Teaching Literature from the Archives

On 19th April 2022 we discussed Teaching Early Modern English Literature from the Archives edited by Heidi Brayman Hackel and Ian Frederick Moulton chosen by Anouska Lester. Anouska prepared the following prompts to guide our reading.

Teaching Early Modern English Literature from the Archives examines ways of incorporating digital and physical archival resources into teaching, outline practical methods and theoretical issues. The introduction outlines differences between physical and digital archives and the terminology of “archive”. The authors define “teaching from the archives” as pedagogy incorporating “early modern printed texts and manuscripts or their facsimiles, as opposed to modern, edited texts”. 

I suggest we each read Zachary Lesser’s ‘Teaching the Metadata: Playbook History in the Undergraduate Classroom’. Since this is a short chapter, if you have time I invite you to choose a second chapter from the collection to read and summarise for the group. Most of the book is available via googlebooks.

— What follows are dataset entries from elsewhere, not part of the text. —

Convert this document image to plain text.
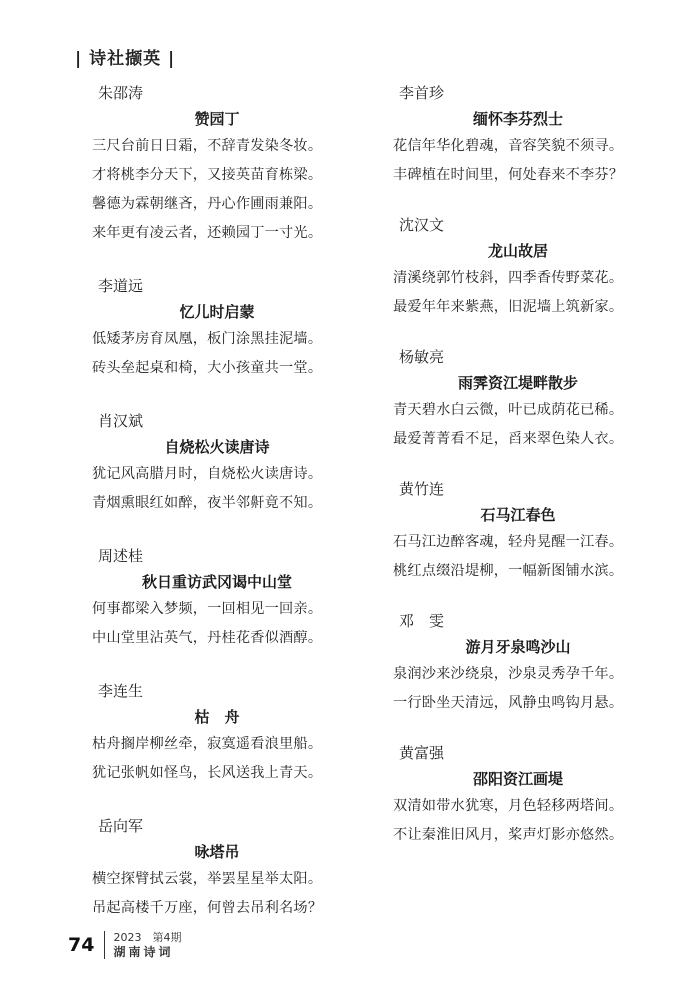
| 诗社撷英 |
朱邵涛
赞园丁
三尺台前日日霜，不辞青发染冬妆。
才将桃李分天下，又接英苗育栋梁。
馨德为霖朝继吝，丹心作圃雨兼阳。
来年更有凌云者，还赖园丁一寸光。
李道远
忆儿时启蒙
低矮茅房育凤凰，板门涂黑挂泥墙。
砖头垒起桌和椅，大小孩童共一堂。
肖汉斌
自烧松火读唐诗
犹记风高腊月时，自烧松火读唐诗。
青烟熏眼红如醉，夜半邻鼾竟不知。
周述桂
秋日重访武冈谒中山堂
何事都梁入梦频，一回相见一回亲。
中山堂里沾英气，丹桂花香似酒醇。
李连生
枯　舟
枯舟搁岸柳丝牵，寂寞遥看浪里船。
犹记张帆如怪鸟，长风送我上青天。
岳向军
咏塔吊
横空探臂拭云裳，举罢星星举太阳。
吊起高楼千万座，何曾去吊利名场？
李首珍
缅怀李芬烈士
花信年华化碧魂，音容笑貌不须寻。
丰碑植在时间里，何处春来不李芬？
沈汉文
龙山故居
清溪绕郭竹枝斜，四季香传野菜花。
最爱年年来紫燕，旧泥墙上筑新家。
杨敏亮
雨霁资江堤畔散步
青天碧水白云微，叶已成荫花已稀。
最爱菁菁看不足，舀来翠色染人衣。
黄竹连
石马江春色
石马江边醉客魂，轻舟晃醒一江春。
桃红点缀沿堤柳，一幅新图铺水滨。
邓　雯
游月牙泉鸣沙山
泉润沙来沙绕泉，沙泉灵秀孕千年。
一行卧坐天清远，风静虫鸣钩月悬。
黄富强
邵阳资江画堤
双清如带水犹寒，月色轻移两塔间。
不让秦淮旧风月，桨声灯影亦悠然。
74 2023　第4期
湖南诗词
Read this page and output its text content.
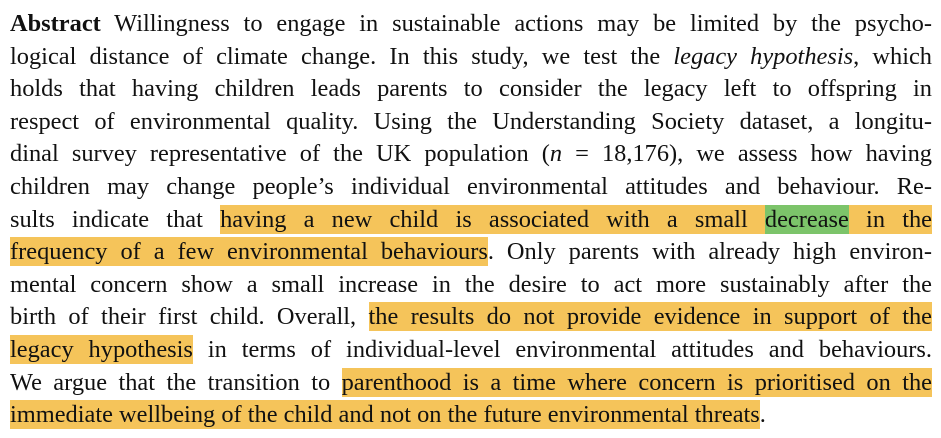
Abstract Willingness to engage in sustainable actions may be limited by the psycho-
logical distance of climate change. In this study, we test the legacy hypothesis, which
holds that having children leads parents to consider the legacy left to offspring in
respect of environmental quality. Using the Understanding Society dataset, a longitu-
dinal survey representative of the UK population (n = 18,176), we assess how having
children may change people’s individual environmental attitudes and behaviour. Re-
sults indicate that having a new child is associated with a small decrease in the
frequency of a few environmental behaviours. Only parents with already high environ-
mental concern show a small increase in the desire to act more sustainably after the
birth of their first child. Overall, the results do not provide evidence in support of the
legacy hypothesis in terms of individual-level environmental attitudes and behaviours.
We argue that the transition to parenthood is a time where concern is prioritised on the
immediate wellbeing of the child and not on the future environmental threats.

Does your research incorporate the kinds of “archives” discussed in this volume? What about your teaching?

When and how were you introduced to EEBO and DEEP as resources?

How have you used online resources like EEBO in your classrooms? How have your students responded? 

From what I’ve read of this volume so far, I’m fascinated by the binaries that are emerging: physical and digital, edited or unedited. What are the potential gains and losses of using resources like EEBO in place of (or alongside) either physical resources or edited texts?